Mr Fundi presided over the Traffic court at the Nairobi Law courts.

The 33-year-old judicial officer, who lived in the nearby Fedha Estate, had not been home for 24 hours. His body had scratch marks on the neck and abdomen. Police arrested several people including a military officer in connection with the killing and are expected in court this week.

It is suspected the magistrate might have been killed by bar patrons who mistook him for a thief.

Embakasi police boss Rono Bunei said police were still sifting through the evidence.

Then there was the murder of Kenya Institute of Mass Communication lecturer David Kamau on the night of April 1.

Mr Kamau was being driven in a taxi to his King’eero residence when gunmen struck.

The father of five was also buried on Friday, at the family home Mukurwe village, Mukarara, Gatanga District.

And like has become the norm, police have not arrested any suspect in connection with the murder even as violence is increasingly coming closer to home for Nairobi residents.

“I was hit by an iron bar on the head a few metres from my house in Kayole estate. It was around midnight,” Mr Justus Kiongo said.

“After the attack, I can’t tell what happened next as I found myself at the Kenyatta National Hospital where I spent three weeks with deep head injuries.”

All this shows it is clearly not business as usual in the city, except for the criminals.  

Last week, two gangsters who had snatched Sh1 million from a businessman were killed in the city centre – one shot by police and other lynched by angry wananchi.

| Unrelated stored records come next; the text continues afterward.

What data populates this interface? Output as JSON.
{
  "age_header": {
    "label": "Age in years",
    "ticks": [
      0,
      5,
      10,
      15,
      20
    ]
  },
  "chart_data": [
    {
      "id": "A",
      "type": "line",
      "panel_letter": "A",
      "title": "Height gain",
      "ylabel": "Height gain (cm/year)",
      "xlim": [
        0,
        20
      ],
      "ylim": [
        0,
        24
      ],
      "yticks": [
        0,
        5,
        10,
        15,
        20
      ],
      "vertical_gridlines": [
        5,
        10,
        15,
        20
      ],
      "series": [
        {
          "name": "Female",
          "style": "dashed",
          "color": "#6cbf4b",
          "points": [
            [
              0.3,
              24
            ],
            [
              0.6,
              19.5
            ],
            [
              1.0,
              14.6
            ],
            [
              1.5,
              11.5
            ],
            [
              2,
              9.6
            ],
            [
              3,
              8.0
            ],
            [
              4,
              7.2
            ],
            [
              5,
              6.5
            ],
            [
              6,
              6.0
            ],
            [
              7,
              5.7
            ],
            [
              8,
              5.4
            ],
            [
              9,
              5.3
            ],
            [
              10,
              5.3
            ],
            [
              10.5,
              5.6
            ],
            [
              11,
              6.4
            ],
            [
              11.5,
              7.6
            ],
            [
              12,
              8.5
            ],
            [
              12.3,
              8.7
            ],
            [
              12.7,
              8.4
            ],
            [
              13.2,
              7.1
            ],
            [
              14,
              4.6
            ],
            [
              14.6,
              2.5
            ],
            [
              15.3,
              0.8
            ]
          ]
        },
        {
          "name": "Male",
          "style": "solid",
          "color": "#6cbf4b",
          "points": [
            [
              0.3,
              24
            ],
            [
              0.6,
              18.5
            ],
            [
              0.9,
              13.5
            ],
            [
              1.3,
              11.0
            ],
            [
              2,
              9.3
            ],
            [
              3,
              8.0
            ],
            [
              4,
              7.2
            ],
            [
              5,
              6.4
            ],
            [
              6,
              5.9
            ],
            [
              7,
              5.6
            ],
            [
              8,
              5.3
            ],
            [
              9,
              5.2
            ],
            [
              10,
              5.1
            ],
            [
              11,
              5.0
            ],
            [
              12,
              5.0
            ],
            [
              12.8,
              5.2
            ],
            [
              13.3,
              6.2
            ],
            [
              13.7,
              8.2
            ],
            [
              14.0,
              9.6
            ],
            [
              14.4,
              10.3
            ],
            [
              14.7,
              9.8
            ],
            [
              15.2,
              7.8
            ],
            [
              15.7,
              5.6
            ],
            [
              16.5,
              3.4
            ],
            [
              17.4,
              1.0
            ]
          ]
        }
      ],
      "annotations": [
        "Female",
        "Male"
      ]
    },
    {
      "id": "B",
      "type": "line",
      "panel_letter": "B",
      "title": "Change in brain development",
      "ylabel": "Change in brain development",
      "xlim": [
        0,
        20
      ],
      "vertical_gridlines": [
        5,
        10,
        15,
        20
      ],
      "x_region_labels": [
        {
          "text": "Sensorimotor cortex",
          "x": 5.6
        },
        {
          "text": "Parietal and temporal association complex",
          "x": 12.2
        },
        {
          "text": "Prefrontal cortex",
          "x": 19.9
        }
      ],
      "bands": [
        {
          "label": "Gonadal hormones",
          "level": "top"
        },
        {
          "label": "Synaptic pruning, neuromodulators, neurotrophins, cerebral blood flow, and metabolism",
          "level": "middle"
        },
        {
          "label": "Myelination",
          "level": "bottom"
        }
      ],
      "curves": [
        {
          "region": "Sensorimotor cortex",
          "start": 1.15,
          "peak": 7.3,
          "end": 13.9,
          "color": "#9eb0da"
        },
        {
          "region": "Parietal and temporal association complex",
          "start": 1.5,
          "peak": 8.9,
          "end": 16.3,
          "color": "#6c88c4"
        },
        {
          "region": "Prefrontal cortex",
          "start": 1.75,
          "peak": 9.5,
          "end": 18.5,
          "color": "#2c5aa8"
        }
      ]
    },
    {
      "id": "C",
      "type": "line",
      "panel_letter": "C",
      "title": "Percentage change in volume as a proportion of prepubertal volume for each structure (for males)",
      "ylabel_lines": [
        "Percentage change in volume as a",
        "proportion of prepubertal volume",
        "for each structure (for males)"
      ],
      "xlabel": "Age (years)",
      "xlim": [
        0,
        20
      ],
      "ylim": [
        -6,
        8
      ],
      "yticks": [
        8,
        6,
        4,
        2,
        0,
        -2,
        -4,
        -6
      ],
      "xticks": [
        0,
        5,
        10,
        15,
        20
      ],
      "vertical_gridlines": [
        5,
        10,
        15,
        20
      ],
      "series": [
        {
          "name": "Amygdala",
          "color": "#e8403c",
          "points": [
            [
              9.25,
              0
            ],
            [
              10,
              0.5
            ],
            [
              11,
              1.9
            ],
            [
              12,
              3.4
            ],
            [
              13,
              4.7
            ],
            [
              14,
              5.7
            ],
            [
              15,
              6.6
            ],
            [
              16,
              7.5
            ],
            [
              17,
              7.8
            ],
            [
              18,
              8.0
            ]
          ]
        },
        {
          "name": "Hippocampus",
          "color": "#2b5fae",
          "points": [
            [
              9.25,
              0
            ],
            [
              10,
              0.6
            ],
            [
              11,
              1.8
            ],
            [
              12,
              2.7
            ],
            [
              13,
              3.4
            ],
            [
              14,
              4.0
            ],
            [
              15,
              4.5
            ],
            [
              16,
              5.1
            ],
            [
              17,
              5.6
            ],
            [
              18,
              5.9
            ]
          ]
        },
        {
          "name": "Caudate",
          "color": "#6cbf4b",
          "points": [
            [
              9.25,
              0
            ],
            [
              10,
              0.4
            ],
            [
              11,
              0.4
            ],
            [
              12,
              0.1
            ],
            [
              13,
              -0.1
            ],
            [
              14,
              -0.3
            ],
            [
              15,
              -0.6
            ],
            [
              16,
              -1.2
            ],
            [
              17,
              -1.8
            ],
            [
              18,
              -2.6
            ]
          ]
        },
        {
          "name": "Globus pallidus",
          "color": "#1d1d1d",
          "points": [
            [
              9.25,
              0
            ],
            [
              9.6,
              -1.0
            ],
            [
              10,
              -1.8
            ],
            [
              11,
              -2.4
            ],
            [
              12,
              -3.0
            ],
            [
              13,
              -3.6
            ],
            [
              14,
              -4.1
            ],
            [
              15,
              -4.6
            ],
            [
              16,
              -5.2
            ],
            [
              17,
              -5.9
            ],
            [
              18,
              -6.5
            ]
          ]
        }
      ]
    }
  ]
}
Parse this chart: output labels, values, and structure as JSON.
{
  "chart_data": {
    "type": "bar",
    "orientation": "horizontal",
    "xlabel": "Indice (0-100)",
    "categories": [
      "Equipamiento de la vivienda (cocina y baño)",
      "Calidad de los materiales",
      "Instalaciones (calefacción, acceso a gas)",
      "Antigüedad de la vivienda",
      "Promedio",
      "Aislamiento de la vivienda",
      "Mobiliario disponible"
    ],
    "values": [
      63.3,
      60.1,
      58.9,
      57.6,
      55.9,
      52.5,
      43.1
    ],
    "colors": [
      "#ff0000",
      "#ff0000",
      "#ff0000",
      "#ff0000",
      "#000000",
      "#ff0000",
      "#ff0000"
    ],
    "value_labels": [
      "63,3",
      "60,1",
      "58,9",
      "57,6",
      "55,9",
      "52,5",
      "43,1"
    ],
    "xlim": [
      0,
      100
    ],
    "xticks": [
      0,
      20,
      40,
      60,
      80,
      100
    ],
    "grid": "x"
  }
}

The gunmen who were riding on motorcycles were part of a six-man gang that trailed Mr Harrison Mwangi from Kayole, where he runs a supermarket, to the city centre and pounced on him minutes before he entered a bank to deposit the cash.

But the robbery attempt went wrong when a crowd gathered at the commotion and surrounded the gangsters.

Two people were shot and injured, one on Harambee Avenue near Electricity House and the other on Mfangano Street about a kilometre away as a crowd pursued the fleeing gangsters.

A day earlier, armed gangsters raided the Citi Hoppa offices on Mama Ngina Street and robbed employees of Sh4,800 and mobile phones after failing to get a key to the safe.

They stormed the office hardly 100 metres from the International Life House which houses a police post and staged the daring robbery. They escaped before police arrived at the scene during the 8pm incident. 

A week earlier, two criminals were shot dead near Kenya Cinema after their attempt to rob a man who had just withdrawn money from an ATM was foiled.

Even as reports of murder and armed crime increase in the city, police maintain the situation is normal. The police have seen no need to issue any statement assuring Nairobi residents of their safety.

The last statement by Kenya Police spokesman Eric Kiraithe simply stated police were keenly monitoring crime trends and working to ensure the city was safe for all to conduct their business.

For the family of Mr Wilson Juma Abura and many others, that must sound like a sick joke.